2021-2022 Ülkemiz İçin Mülteci Yılı Olacak

Kolonyalizm yani sömürgecilik yaklaşık yüz yıldır devam ediyor. Amerikan hegemonyasının yaratığı yeni dünya düzeni, böyle bir dünya yaşamayı gerektiriyordu. Öyle de oldu.

Şimdi kolonyalizmin sonuçlarını yaşıyoruz.

Amacı belli olmayan, sadece, dünya hegemonyasını elinde tutmak üzere, yarattığı herkesle ve her şeyle savaşlar, bitmek üzere…

Vietnam’da başlayan, Afganistan’ı terk etmesiyle sonuçlanan bir süreci yaşıyoruz.
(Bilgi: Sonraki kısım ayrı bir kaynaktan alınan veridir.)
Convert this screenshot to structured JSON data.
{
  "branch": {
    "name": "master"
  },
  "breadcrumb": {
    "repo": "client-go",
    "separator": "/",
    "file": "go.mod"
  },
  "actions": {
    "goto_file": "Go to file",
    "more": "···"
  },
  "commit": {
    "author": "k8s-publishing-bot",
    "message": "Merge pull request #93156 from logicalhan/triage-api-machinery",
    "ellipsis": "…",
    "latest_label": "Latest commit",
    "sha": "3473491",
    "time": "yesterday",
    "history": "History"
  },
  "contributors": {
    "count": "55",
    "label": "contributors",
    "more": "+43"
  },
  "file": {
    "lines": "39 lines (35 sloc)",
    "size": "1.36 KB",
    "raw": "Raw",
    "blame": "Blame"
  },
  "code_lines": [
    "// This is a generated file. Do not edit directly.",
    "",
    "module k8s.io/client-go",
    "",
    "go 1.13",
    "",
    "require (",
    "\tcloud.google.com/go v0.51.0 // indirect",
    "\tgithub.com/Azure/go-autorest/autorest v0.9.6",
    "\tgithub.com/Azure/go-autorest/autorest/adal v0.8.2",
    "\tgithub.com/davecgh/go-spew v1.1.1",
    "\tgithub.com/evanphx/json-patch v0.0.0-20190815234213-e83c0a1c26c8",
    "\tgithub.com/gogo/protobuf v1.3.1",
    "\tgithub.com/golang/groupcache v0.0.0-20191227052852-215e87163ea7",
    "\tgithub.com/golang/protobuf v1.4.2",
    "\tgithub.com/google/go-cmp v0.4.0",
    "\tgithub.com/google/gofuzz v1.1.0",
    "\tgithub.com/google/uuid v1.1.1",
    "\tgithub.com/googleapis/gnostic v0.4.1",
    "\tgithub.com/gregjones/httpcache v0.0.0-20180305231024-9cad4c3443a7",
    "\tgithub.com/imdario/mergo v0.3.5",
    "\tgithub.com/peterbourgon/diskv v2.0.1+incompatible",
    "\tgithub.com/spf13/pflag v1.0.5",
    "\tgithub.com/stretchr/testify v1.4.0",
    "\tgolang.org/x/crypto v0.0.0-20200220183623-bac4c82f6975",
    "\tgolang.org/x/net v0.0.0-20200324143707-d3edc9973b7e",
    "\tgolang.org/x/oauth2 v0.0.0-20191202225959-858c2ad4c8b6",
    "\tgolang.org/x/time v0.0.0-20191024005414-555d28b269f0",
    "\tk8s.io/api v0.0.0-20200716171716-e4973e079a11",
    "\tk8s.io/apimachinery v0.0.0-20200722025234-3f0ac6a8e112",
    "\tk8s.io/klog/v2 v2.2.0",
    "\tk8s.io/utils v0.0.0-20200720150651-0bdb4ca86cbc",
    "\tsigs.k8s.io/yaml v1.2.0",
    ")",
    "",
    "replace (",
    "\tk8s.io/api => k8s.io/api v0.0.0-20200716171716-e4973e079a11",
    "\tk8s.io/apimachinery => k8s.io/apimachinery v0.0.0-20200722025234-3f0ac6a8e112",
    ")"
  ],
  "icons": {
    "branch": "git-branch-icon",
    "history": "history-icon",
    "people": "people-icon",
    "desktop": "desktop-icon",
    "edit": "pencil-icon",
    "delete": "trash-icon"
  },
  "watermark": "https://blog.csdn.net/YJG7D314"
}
Girdiği her ülkede, kendi ekonomik sömürü düzenini ve yaşam biçimini dayatması, girdiği ülkelerin dokularını bozdu. Halkların birbirlerini kırmasına sebebiyet verdi. 9/11 de, Terörle savaş diye, kiminle, neyle savaş olduğu belli olmayan, bir dünya savaşı ilan etti.

Yukarıda yazdıklarımı eskiden sadece solcular bilirlerdi, şimdi herkes biliyor. Amerikancılar için henüz öğrendi diyemeyiz.

Amerika sayısı belli olmayan Iraklının ülkemize gelmesine sebep oldu. Hadi onu sineye çekelim derken, Siyasal İslam’ın emperyalizmle yaptığı işbirliği sonucu, bu kez de Suriye’den mülteciler geldi.

Tam bunları bir hale yola koyalım derken, bu kez de Erdoğan Biden antlaşmasının sonucu olarak, Afganistan’dan mülteci gelmeye başladı.

Türk halkı şunu anladı; bu iktidar başımızda durduğu sürece, Amerika’nın taciz edip, ülkelerinde kalamaz hale getirdiği, dünyada ne kadar ülke varsa oradan Türkiye’ye mülteci gelecek.

Halkımız artık kendi yaşam koşullarının iyileşmesinden de vazgeçti. Huzuru ile başı derde girdi.

Ve halkın düşüncesi şuraya geldi. Bu iktidardan kurtulmazsam ne mülteciden kurulabilirim ne de huzurum olur.

Halkın bu durumda olduğunu iktidar da çok iyi biliyor. Lakin ABD talimatlarını da yerine getirilmesinin gerekli olduğuna inanıyor.

RTE gecen hafta, “finans edebildiğimiz sürece mülteci almaya devam edeceğiz” dedi. Dün gece, “Türkiye yol geçen hanı değildir” dedi.

Bu iki çelişkili ifade kendisi tarafından yapıldığını biliyoruz. Lakin güvenemiyoruz. Nitekim Suriyeliler ile Türkler arasında çatışmalar başladı.

Katil Esad politikasının” dışında, sadece ABD ne derse onu yerine getiren siyasetler, artık Türk halkına, kendi ülkesinde yaşamı haram ediyor.

Mülteci sorunu neredeyse ekonomik sıkıntıların da önüne geçti.

Çözüm, ABD ne derse desin, öncelikle Suriye devleti ile anlaşmaya varmak ve ne kadarını gönderebiliyorsak, o kadarını göndermek. Çünkü, Esad hemen her ay vatandaşlarını, ülkesine dönmeye çağırıyor. Silahlı katilleri bile af kapsamına aldılar.

Afganistan’dan, mülteci akını, muhakkak durdurulmalıdır. İktidar başka hamlelerle, mültecileri ülkede tutma yönünde siyasete devam ederse de halkın karşı durması gerekir.

Başka bir çözümü olan varsa söylesin lütfen.